Dream job: How I became an athletic trainer
Taking care of these Tigers keeps Shelly Mullenix on her toes.
Shelly Mullenix, senior athletic trainer, LSU football
Shelly Mullenix describes herself as a “helper.” And her job requires helping some of the toughest people around—Division I college football players.
As the senior associate athletic trainer for the Louisiana State University football team, Mullenix, 46, plays a daily role in supporting the health needs of the players, a regimen that includes exercise prescription, nutrition, and injury treatment and prevention. She also serves as director of wellness for the athletic program.
She prides herself on taking care of her student-athletes during such an intense, volatile time of their lives. She’s also proud when they come back to see her years after graduation. “Pain is inflicted in this building through workouts and injuries,” Mullenix says. “But they still have good memories.”
Jobs like hers are growing much faster than the average for all occupations in the U.S.—21% for athletic trainers compared to 11% for all U.S. occupations—and typically pay anywhere from $30,000 to more than $55,000, according to PayScale.
How she got into the field
Mullenix showed interest in the profession from a young age. Growing up in North Miami Beach Florida, she worked in a sporting goods store and she even served as a student athletic trainer at her school. “I always had an interest in being outside, not being stuck at a desk,” she says.
After high school, she headed to Florida State University, where she earned a bachelor’s degree in health education. She also earned a master’s degree in athletic administration and completed a graduate assistantship as an athletic trainer there. She stayed on as an assistant athletic trainer after graduation. She joined the LSU staff in 1997.
What her typical day is like
There’s little “typical” about an athletic trainer’s day. Not only does this position have irregular hours, some could say Mullenix works around the clock.
It may start with an early check on any athletes who are sick or injured, then relaying their statuses to the coaching staff so they can coordinate their plans for the day. Perhaps a player pulled a muscle at practice. Does he need another day to recover?
The job frequently involves sifting through complex, private medical information, while collaborating with athletes, coaches, parents and other health care professionals.

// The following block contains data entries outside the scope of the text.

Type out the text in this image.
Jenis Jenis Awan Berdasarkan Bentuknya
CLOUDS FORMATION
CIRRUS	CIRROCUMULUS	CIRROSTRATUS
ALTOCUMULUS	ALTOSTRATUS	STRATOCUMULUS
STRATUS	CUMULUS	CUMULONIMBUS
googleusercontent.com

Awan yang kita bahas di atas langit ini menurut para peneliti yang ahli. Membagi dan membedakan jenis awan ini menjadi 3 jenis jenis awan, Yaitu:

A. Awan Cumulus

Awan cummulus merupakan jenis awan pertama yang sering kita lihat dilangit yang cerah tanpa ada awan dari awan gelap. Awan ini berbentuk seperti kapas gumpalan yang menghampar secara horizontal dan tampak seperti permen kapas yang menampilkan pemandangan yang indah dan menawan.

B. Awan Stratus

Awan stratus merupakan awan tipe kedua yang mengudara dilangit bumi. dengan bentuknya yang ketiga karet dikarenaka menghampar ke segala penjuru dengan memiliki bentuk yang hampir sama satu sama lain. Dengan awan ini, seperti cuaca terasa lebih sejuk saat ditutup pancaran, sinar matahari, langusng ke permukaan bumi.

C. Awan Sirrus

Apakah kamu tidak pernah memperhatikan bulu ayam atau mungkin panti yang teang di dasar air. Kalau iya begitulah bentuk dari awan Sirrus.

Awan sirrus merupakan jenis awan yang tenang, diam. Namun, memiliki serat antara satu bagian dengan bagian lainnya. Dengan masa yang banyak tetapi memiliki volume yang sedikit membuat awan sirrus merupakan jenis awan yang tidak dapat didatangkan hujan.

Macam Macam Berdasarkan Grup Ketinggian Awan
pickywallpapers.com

Since she works with student athletes, she might also meet with people from the academic side of the university, particularly if a student is at risk of losing eligibility.
"Overall, it’s a very collaborative environment, one that encompasses life on and off the field for the student-athletes she works closely with," Mullenix says. "It’s not just about the body. It’s about mind and spirit, too. I can address the whole kid, not just his injury.”
What skills she says are important
Nearly all states require athletic trainers to have a license or certification, with requirements varying by state. You’ll need at least a bachelor’s degree to enter the profession, but master’s degrees are becoming increasingly common.
You’ll also need to be pretty fit yourself. This is a physically demanding job, and stamina is a must. “You’re out there supporting 300-pound bodies, and the heat in south Louisiana is obviously pretty extreme,” Mullenix says.
And no matter how much you’re sweating, you need to be able to keep a cool head. Her job requires her to make quick decisions to protect the well-being of her athletes, often in high-stress situations. Putting them back on the field before they are fully recovered could permanently damage their health and athletic careers, for example. And all this can happen with millions of people watching. “It takes a backbone,” she says.
What she says is the biggest challenge
The toughest thing about the job is how all-encompassing it can be. Mullenix's role is not always confined to traditional business hours—or even the duties you might assume are part of being an athletic trainer. Her job includes concerns over grades, relationship conflicts or other personal issues. “If kids are struggling at night, they may call us," she says. "Because they trust us."
During high-profile games, things can get especially intense. But you have to strike a balance when it comes to taking care of yourself, your family and others, she adds.
“If I don’t have a way to actively release the stress, it would build to the point where I would not be able to help other people," she says.
This isn’t just a matter of being selfish. “There’s no sense in being frayed and crazy and trying to help other people.”
Her career advice
Know that it takes more than a love of sports to make a great athletic trainer.
You just have to love this work in particular—and there’s a lot to love, Mullenix says. “To know that you can positively impact the student athlete’s life by returning them to full health, strength and elite athletic ability is both rewarding and meaningful.”
Inset photo: Mullenix shares an emotional moment with former LSU center Ben Wilkerson after the team had just won the 2003 BCS National Championship game.